Read MoreCramer on Lowe's vs Home Depot: I'm changing my opinion
Another company that has changed position recently is Palo Alto Networks, which went from being a market darling to Wall Street punching bag. Palo Alto is the cybersecurity company that Cramer has regarded as having some of the best technology in the business.
Yet, the stock is down 23 percent for the year, including a 12 percent decline on Friday after the company reported. Currently the stock trades at 50 times next year's earnings estimates, which may sound expensive to some, but Cramer reminded investors it's the cheapest the stock has been since the company came public in 2012.
Cramer still believes that the cybersecurity industry still has a lot of growth ahead of it, thus the stock could simply be in a buyable pullback. To learn more about the future of cybersecurity, Cramer spoke with Palo Alto Chairman and CEO Mark McLaughlin.
"I think it's a huge issue, and it's going to remain that way for a long time to come. I saw this morning that the Fed said they investigated over 50 breaches in the last four years.
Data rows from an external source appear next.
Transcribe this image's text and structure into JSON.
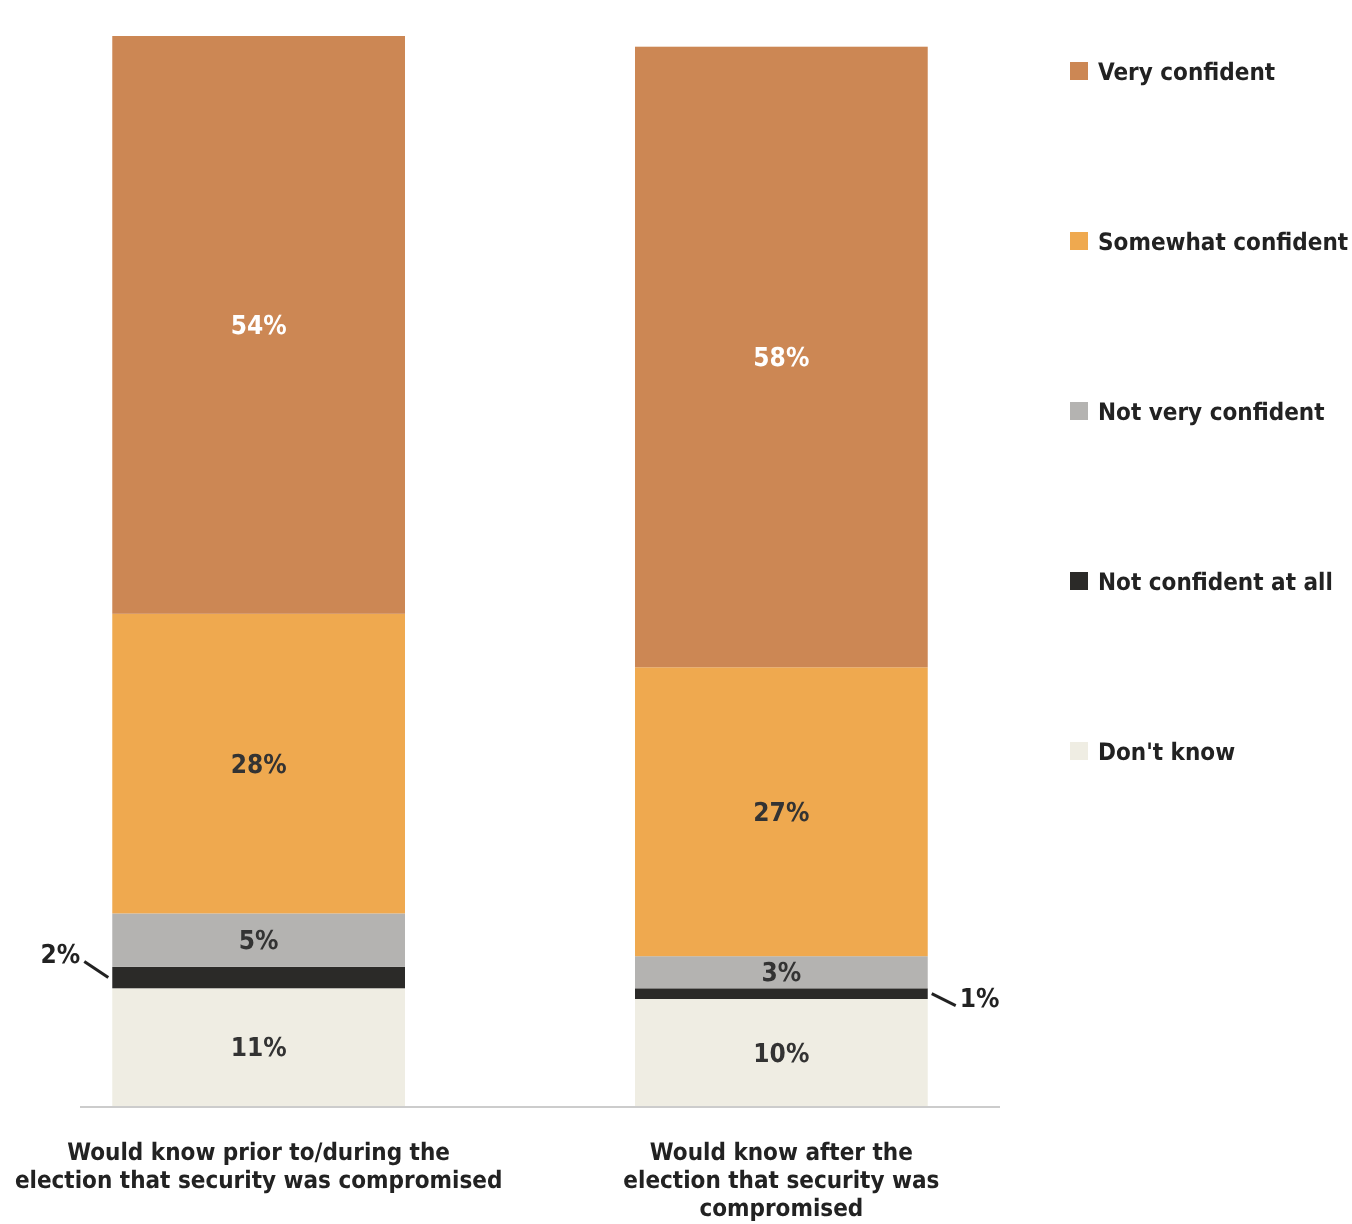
{
  "chart_data": {
    "type": "bar",
    "stacked": true,
    "legend": "right",
    "categories": [
      "Would know prior to/during the election that security was compromised",
      "Would know after the election that security was compromised"
    ],
    "series": [
      {
        "name": "Don't know",
        "color": "#efede3",
        "values": [
          11,
          10
        ],
        "value_labels": [
          "11%",
          "10%"
        ]
      },
      {
        "name": "Not confident at all",
        "color": "#2b2a28",
        "values": [
          2,
          1
        ],
        "value_labels": [
          "2%",
          "1%"
        ]
      },
      {
        "name": "Not very confident",
        "color": "#b4b3b1",
        "values": [
          5,
          3
        ],
        "value_labels": [
          "5%",
          "3%"
        ]
      },
      {
        "name": "Somewhat confident",
        "color": "#efa94f",
        "values": [
          28,
          27
        ],
        "value_labels": [
          "28%",
          "27%"
        ]
      },
      {
        "name": "Very confident",
        "color": "#cc8754",
        "values": [
          54,
          58
        ],
        "value_labels": [
          "54%",
          "58%"
        ]
      }
    ]
  }
}
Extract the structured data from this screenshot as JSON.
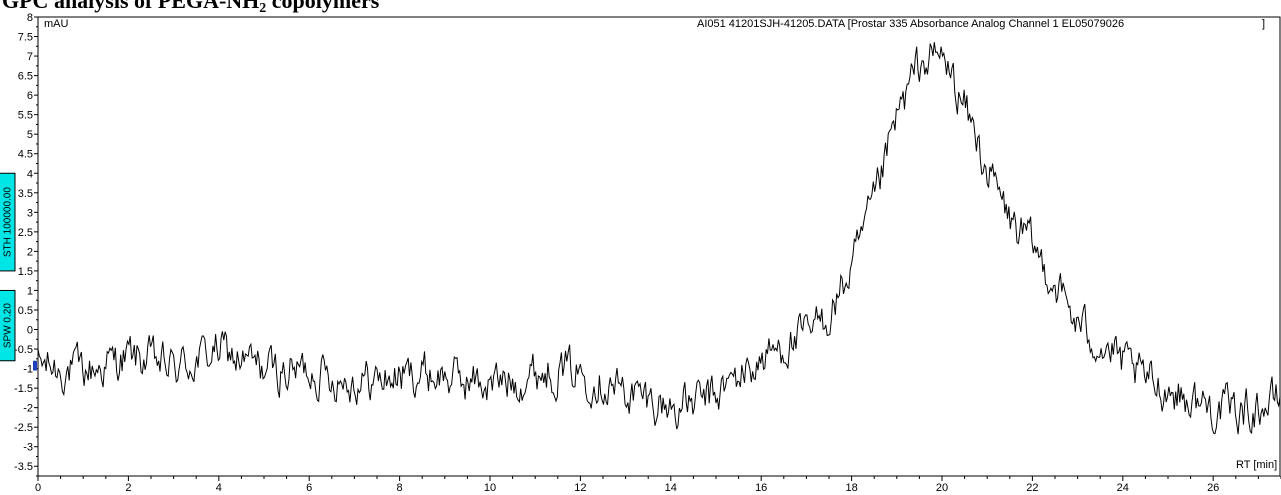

The director of National Intelligence not too long ago said cybersecurity was the No. 1 issue for the United States, full stop," McLaughlin said.
In the Lightning Round, Cramer gave his take on a few caller-favorite stocks:
CVS Health: "CVS is way too cheap. Some people were worried about one of their deals with a provider. This is ridiculous! You're talking about Larry Merlo [CEO], one of the great retail merchants! It's a buy."
Unit Corporation: "No, remember I said that in the mid $30s that oil was going to go to $50. It hit $50; it's come back down. I don't believe the OPEC meeting is going to give you that good of a solution. So, I am going to say no to that idea."